Piangeva silenziosamente Bianca mentre ricordava ad alta voce, ma si fa per dire perché non le saliva il fiato, nella saletta d’aspetto prima della sala operatoria. Un’infermiera gentile e silenziosa ci aveva portato un caffè rimasto freddo nei bicchierini di plastica della macchinetta, con lei che non riusciva a berlo per le lacrime e io nemmeno perché il mio stomaco si era chiuso davanti ad un dolore che, ad oggi, non so raccontare. Perché non stava piangendo un figlio morto, che almeno hai ricordi cui aggrapparti, struggenti certo, ma ce li hai, e ogni tanto ti fanno compagnia e ti consolano.
Non stava piangendo un bambino mai nato, per scelta tua che poi magari ti sei pentita e vorresti tornare indietro mille volte o per scelta del destino che fa male uguale, forse solo un poco meno. Bianca piangeva una figlia strappata. Che ha visto solo per cinque minuti, il tempo di guardarla e imprimersi nella mente quel faccino che un’altra mamma avrebbe baciato e quelle manine che un altro papà avrebbe stretto per insegnarle magari ad attraversare la strada. Un altro papà e non quello vero, che poi era diventato suo marito appena compiuti i diciotto anni e Rosa la piangevano insieme, certe notti più difficili.

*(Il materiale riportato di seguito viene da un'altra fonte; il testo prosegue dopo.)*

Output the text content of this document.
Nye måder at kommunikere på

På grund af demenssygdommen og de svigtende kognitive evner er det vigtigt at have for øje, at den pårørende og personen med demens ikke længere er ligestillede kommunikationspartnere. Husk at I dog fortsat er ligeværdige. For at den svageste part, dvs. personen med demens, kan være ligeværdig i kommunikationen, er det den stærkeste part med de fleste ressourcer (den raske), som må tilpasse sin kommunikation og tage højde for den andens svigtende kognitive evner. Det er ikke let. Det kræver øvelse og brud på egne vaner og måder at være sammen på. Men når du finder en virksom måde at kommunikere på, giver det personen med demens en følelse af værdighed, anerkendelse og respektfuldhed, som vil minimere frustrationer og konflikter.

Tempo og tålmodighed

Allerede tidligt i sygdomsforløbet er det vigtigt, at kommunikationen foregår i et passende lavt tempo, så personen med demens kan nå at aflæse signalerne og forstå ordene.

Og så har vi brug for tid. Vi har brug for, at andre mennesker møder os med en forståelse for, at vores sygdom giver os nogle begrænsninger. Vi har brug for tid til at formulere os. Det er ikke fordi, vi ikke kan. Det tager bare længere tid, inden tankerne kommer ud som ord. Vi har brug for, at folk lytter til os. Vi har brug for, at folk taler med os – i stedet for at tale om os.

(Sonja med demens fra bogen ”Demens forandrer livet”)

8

E li guardavo mentre davano insieme il gelato post operazione a Viola che lo voleva al cioccolato anche se la prescrizione era al limone, ma lui ne aveva preso un altro, ufficialmente per sé e di nascosto da Bianca ne allungava un cucchiaino a quella bimba custode di un amore infinito. Promisi che avrei cercato di aiutarli a sapere qualcosa. Dimessi e tornati a casa, chiamai un avvocato. Anzi, un’avvocata. Lo specifico perché conta, in questa storia. Mi disse che lei poco credeva a questo racconto troppo melodrammatico e che comunque non si poteva fare niente. Confesso, non le ho mai più rivolto la parola e mi urto quando mia madre la nomina, perché amica di famiglia non lo è più, almeno per me.
Ma la devo ringraziare perché grazie al suo becero cinismo ho capito che volevo fare qualcosa per chi non ha mai voce, che bisogna rifuggire gli stereotipi di genere, e soprattutto che lavorare lo possiamo fare tutti, se ne abbiamo la fortuna, ma non tutti lo sappiamo fare. E ne parlo oggi perché per accompagnare mio figlio fui licenziata da una sostituzione che sarebbe terminata dopo tre mesi e fui lasciata a casa per telefono, dalla moglie del farmacista la quale ribadì che mai più una giovane mamma con un figlio piccolo, e poi perché, ad oggi, senza generalizzazione alcuna e nemmeno connotazione politica, ma veramente parlando di questa storia, per me ha più valore il lavoro di Bianca in ginocchio a pulire le fughe di cotto pregiato in ville lussuose, del loro, una che faceva la moglie del farmacista, e l’altra avvocata nota e sola in quella casa enorme, con le opere di artisti famosi esposte come in una galleria d’arte, ma vuota perché la sua unica figlia ha deciso di non tornare per le vacanze di Pasqua, esattamente come aveva fatto a Natale. E se la ferita di Bianca la conosco, quella sua no, ma la posso immaginare.